With the characteristics of the trays or structured packing you want, you can then obtain the approximate height and diameter of your equipment.

The shortcut simulation provides a good result with a miscible mixture whose characteristics are close to an ideal mixture, with a relative volatility that does not vary must across the entire concentration range.

As is the case with the monochlorobenzene-ethylbenzene mixture. The liquid-vapor equilibrium curve nearly matches a constant relative volatility curve equal to 1.13.

Data
– Rectification of a monochlorobenzene-ethylbenzene mixture at approximately 40 Mol% monochlorobenzene.
– Monochlorobenzene at the top of the column: approximately 95 mol%
– Monochlorobenzene at the bottom of the column: approximately 5 mol%

Results
– The shortcut simulation and a more advanced simulation produce similar results (less than 10% deviation) with an R/D of 25.
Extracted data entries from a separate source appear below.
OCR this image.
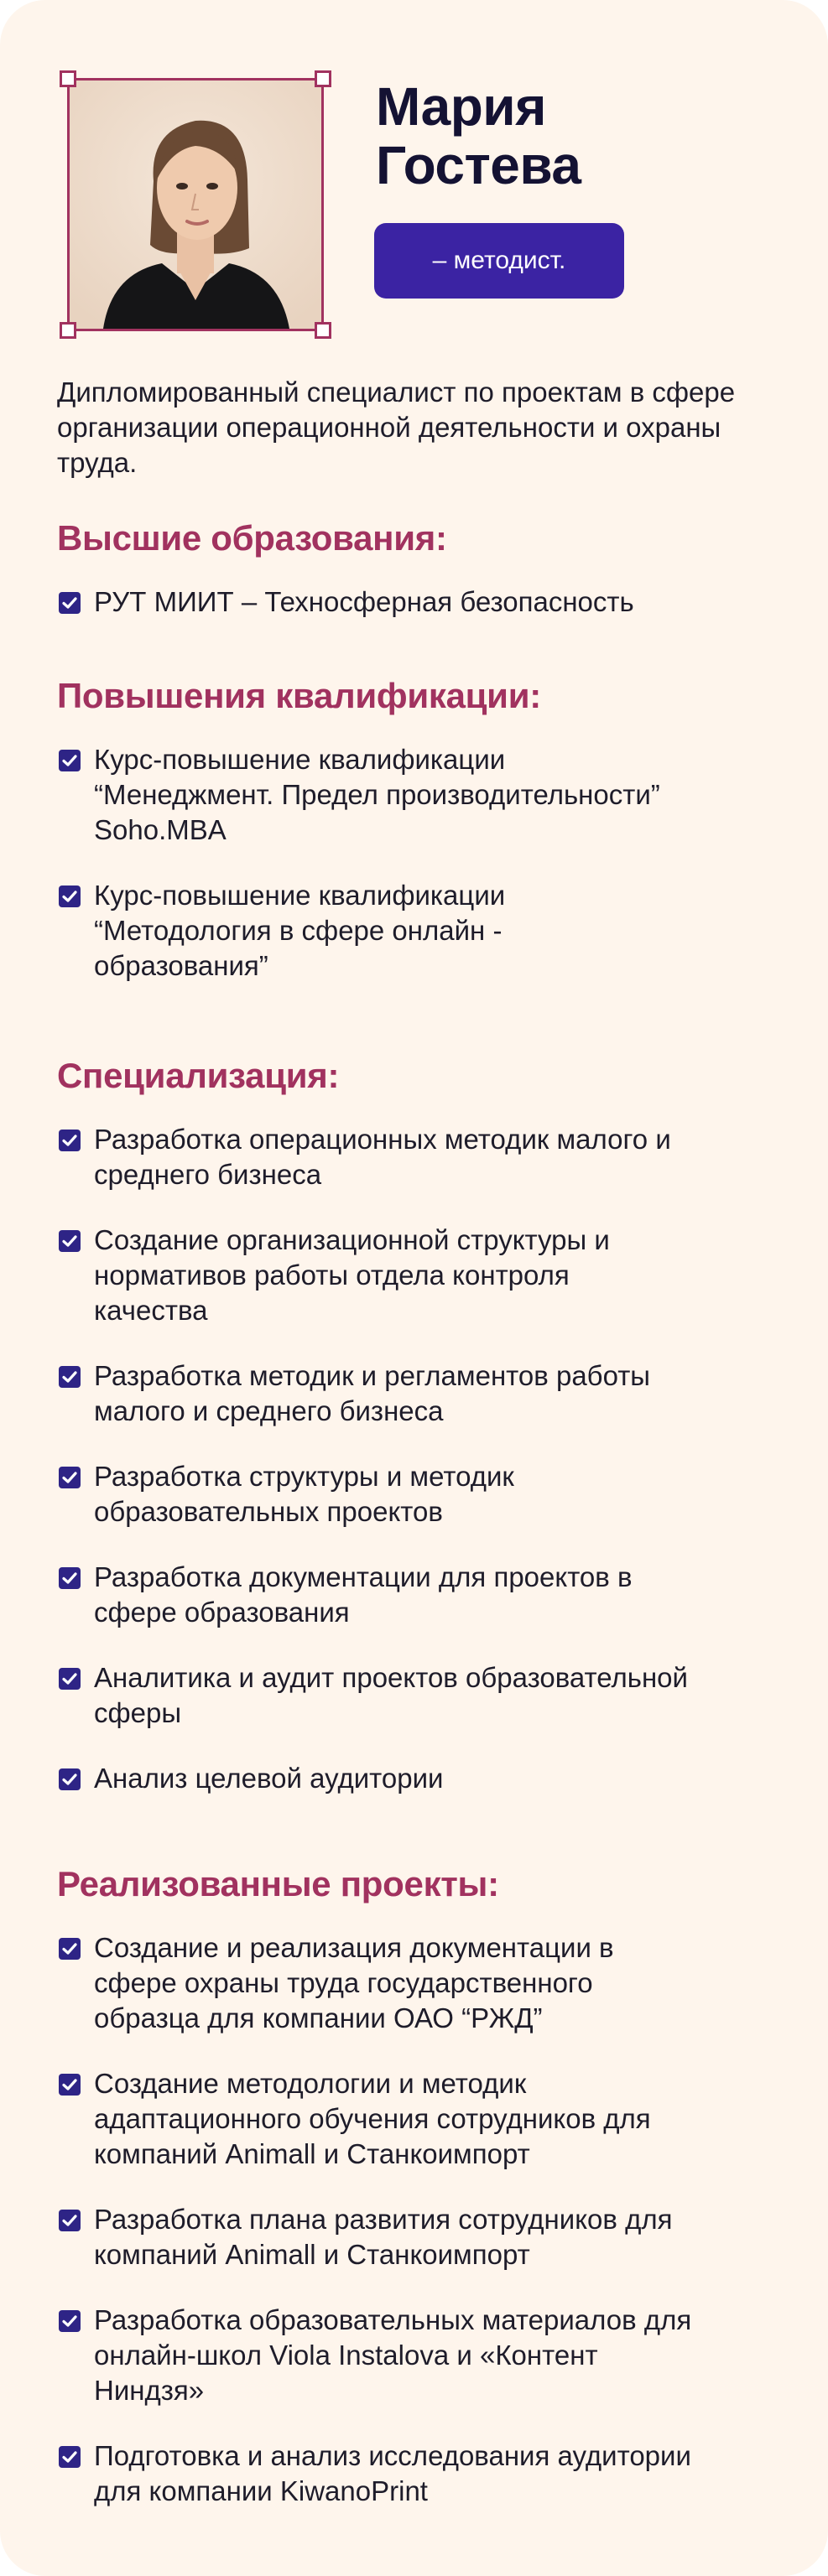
Мария
Гостева
– методист.

Дипломированный специалист по проектам в сфере организации операционной деятельности и охраны труда.

Высшие образования:
РУТ МИИТ – Техносферная безопасность
Повышения квалификации:
Курс-повышение квалификации
“Менеджмент. Предел производительности”
Soho.MBA
Курс-повышение квалификации
“Методология в сфере онлайн -
образования”
Специализация:
Разработка операционных методик малого и
среднего бизнеса
Создание организационной структуры и
нормативов работы отдела контроля
качества
Разработка методик и регламентов работы
малого и среднего бизнеса
Разработка структуры и методик
образовательных проектов
Разработка документации для проектов в
сфере образования
Аналитика и аудит проектов образовательной
сферы
Анализ целевой аудитории
Реализованные проекты:
Создание и реализация документации в
сфере охраны труда государственного
образца для компании ОАО “РЖД”
Создание методологии и методик
адаптационного обучения сотрудников для
компаний Animall и Станкоимпорт
Разработка плана развития сотрудников для
компаний Animall и Станкоимпорт
Разработка образовательных материалов для
онлайн-школ Viola Instalova и «Контент
Ниндзя»
Подготовка и анализ исследования аудитории
для компании KiwanoPrint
With a miscible mixture whose characteristics are far from those of an ideal mixture, the result will be false (or even fancifull in the case of an azeotrope), as relative volatility varies significantly across the concentration range.
That is the case for the non-azeotropic acetone-water mixture. The liquid-vapor equilibrium curve is very different from a constant relative volatility curve.
For relative volatility, by taking the geometric mean of the top and bottom values or the geometric mean of the top and bottom values and the feed (the two most frequently used methods), the result remains far from the actual liquid-vapor equilibrium curve.
Relative volatility is higher over the first part of the curve and lower over the second part, even ending with compression, which suggests separation is difficult at these concentrations (relative volatility near 1).

Data
– Rectification of an acetone-water mixture at approximately 75 Mol% acetone.
– Acetone at the top of the column: approximately 98.6 mol%
– Acetone at the bottom of the column: approximately 0.03 mol%

Results
The shortcut simulation and a more advanced simulation produce very different results.
In the stripping section, at R/D of 5, the shortcut simulation produces results that seem consistent (+20%), but in the rectification section it completely underestimates separation by a factor of 15!

Conclusion :Caution should be exercised when using this relatively simple method. It should only be applied to mixtures whose volatility does not vary much with concentration. Otherwise, more sophisticated thermodynamic models should be used, such as those offered by ProSim.